Northern Virginia’s Gesher Jewish Day School, leaderless since July, has “four serious candidates” to become head of school in fall 2015. Peggy Ephrath, chair of the search committee, said she hopes to make an announcement by the end of February.
The school’s former head, Zvi Schoenberg, left when his contract ended on June 30 after 10 years. Academic duties have fallen to Graciela Granek, middle school director, and Jody Hirsch Rein, elementary school director, Ephrath said. Former board member Ron Katz is on staff as part-time school administrator.
Gesher has about 135 students in kindergarten through eighth grade. Enrollment has gone down for the 30-year-old Fairfax school, she said.
Gesher received resumes from 20 prospective candidates. Search committee members held conference calls with them and then narrowed the number down to four. The committee conducted video interviews with them on Google Hangout. A second round of interviews was scheduled for this week, according to Ephrath.

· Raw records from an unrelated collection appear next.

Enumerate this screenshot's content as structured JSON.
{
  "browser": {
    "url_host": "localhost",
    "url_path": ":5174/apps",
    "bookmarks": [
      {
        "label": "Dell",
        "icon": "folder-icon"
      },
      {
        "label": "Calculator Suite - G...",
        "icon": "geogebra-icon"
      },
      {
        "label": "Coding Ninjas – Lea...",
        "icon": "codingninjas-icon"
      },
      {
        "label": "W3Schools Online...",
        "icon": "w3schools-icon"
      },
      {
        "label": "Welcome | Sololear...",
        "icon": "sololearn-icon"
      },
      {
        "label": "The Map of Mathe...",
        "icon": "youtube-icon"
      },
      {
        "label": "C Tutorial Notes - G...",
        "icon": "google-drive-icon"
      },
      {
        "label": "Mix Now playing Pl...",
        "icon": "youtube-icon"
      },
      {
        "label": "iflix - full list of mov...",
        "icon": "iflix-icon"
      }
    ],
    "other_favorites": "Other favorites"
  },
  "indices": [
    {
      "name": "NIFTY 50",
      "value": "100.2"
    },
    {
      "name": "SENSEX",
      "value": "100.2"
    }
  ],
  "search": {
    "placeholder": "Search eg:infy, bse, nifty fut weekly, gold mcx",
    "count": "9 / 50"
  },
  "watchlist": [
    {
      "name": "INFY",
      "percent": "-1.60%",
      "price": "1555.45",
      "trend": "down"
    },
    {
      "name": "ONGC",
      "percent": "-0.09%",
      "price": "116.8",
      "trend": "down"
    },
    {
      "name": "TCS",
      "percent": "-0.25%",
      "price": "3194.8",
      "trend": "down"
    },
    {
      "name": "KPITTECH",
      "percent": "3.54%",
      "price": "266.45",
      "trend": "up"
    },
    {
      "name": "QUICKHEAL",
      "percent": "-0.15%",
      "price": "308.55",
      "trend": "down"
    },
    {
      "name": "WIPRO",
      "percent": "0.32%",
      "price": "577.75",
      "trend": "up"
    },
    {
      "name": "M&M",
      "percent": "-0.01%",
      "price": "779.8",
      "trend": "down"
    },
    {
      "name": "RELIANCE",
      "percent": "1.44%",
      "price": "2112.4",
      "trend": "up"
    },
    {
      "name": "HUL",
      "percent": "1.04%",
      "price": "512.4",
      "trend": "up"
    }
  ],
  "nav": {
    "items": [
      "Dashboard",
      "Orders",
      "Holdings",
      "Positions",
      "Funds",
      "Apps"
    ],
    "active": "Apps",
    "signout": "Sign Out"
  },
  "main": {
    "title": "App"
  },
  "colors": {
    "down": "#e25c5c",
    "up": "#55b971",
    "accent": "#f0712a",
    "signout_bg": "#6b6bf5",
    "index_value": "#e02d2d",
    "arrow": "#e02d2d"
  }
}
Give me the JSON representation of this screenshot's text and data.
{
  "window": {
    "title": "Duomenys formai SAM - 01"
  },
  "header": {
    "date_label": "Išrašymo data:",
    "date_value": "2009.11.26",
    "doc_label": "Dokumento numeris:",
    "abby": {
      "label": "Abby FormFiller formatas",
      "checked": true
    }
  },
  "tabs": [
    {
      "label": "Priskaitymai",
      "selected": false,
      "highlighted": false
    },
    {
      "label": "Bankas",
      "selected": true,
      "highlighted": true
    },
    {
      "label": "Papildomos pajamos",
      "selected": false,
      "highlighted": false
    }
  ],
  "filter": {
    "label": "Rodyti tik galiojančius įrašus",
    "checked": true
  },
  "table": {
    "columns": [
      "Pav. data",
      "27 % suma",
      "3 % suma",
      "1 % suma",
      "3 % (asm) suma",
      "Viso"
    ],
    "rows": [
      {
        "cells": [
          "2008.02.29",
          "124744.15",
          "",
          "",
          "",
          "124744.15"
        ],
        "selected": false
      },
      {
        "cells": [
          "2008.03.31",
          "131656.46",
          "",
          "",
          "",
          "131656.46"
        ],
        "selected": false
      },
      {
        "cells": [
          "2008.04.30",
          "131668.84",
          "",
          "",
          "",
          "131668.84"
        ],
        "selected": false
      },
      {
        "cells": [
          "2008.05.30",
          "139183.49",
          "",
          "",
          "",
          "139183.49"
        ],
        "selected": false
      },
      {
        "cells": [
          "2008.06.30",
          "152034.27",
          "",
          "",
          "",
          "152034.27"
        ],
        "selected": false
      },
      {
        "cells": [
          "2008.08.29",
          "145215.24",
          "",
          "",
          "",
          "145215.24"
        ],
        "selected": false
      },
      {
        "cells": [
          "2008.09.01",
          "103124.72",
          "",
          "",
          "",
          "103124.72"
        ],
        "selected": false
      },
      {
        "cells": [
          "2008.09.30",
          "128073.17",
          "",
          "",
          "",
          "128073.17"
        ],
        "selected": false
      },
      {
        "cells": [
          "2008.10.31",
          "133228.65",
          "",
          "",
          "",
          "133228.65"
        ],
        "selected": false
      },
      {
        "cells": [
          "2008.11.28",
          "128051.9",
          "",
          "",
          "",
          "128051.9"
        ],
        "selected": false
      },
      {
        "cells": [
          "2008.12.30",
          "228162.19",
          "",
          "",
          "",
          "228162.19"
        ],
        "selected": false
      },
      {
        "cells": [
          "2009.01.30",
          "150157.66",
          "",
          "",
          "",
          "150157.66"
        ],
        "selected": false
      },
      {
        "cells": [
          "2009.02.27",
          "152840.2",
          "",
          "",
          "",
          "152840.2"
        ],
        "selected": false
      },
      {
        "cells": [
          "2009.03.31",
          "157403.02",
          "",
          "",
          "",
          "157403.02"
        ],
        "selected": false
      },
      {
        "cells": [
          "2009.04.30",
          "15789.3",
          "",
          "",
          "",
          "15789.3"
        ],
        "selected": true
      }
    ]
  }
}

“After this, we will determine who to bring in to meet as many people as possible,” she said.
She said that running Gesher for a year without a head of school is “not optimal. But a primary reason we’re running without bumps in the road is the pedagogical elements that Zvi put into place.”
A new head of school will be expected to be “out pounding the pavement every day [raising money and increasing enrollment]. The focus has to be external, not internal,” she said. That person must “garner more community support, more community donors.”
Enrollment in non-Orthodox day schools is dropping, according to a new study.
Reform movement day schools have shrunk 19 percent in the last five years, a census by the Avi Chai Foundation found. The Conservative movement’s Solomon Schechter schools have lost 27 percent of their enrollment. Nondenominational community day schools, which include Gesher and the Charles E. Smith Jewish Day School in Rockville, have slipped 2 percent since 2009.